What you might notice from the Hurt report is that about a third of the accidents involved another vehicle, usually a car, but a quarter involved no other vehicles at all. You can make mistakes as well as another driver that could land you face down. Oh and don’t forget that motorcycle accidents are less likely to be reported to the police than car accidents, so the percentage danger is likely at least a little higher. By your logic, moose are also a concern for you when they weren’t for the LA motorcyclists.

Yes people die in cars. People die in their bath tubs, and on toilets and while brushing their teeth and in their sleep. Does any of that factor into whether a helmet will or will not protect you in a face down slide? Mathematically speaking, we call those things uncorrelated. They don’t matter.

If you’d like to look at facts, in Canada, not far from NH, a motorcyclist is 13 times more likely to die than a car driver per 1000 miles.
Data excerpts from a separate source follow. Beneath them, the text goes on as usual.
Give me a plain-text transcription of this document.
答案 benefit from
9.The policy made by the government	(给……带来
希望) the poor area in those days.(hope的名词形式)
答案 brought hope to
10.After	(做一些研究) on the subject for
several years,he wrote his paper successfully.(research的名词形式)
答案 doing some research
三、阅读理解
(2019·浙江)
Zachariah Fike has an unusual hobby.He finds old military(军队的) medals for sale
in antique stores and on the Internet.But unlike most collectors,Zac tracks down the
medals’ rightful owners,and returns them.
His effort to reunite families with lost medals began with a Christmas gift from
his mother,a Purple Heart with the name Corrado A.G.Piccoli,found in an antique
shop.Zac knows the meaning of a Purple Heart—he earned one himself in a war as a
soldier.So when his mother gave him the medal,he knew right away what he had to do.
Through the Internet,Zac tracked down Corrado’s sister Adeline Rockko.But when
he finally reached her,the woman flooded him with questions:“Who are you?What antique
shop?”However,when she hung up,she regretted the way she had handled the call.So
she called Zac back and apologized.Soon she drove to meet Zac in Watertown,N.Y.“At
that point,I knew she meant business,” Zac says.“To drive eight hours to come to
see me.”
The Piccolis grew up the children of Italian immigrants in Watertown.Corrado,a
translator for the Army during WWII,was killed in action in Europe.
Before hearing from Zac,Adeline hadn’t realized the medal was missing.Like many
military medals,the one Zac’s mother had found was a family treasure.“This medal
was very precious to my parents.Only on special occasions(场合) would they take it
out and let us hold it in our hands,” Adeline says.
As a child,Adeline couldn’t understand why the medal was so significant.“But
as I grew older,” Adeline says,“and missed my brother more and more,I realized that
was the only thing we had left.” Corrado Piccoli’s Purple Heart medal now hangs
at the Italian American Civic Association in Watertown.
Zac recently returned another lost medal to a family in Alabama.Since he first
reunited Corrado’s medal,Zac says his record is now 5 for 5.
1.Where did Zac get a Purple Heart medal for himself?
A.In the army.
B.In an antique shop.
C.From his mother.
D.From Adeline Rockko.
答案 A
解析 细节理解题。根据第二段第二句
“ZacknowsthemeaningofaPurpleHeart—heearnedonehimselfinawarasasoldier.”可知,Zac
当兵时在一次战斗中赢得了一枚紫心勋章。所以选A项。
There is a large number of people there who don’t wear helmets and they have a higher death rate than those that do. Here are factors that provably reduce your chances of dying on a motorcycle in Canada: wearing a helmet, sobriety, ABS, experience/training. Roughly in that order. I’ll need to find the links for these if you’d like to look at them, but the info is solid.

But all that aside, what does it matter if you reduce your chances by 40% if you hit your face on the guard rail with no protection? You become those statistics, right? A helmet is never a bad idea, and is always a good idea. That is what science and math tell us. The rest is feelings. What you do is up to you.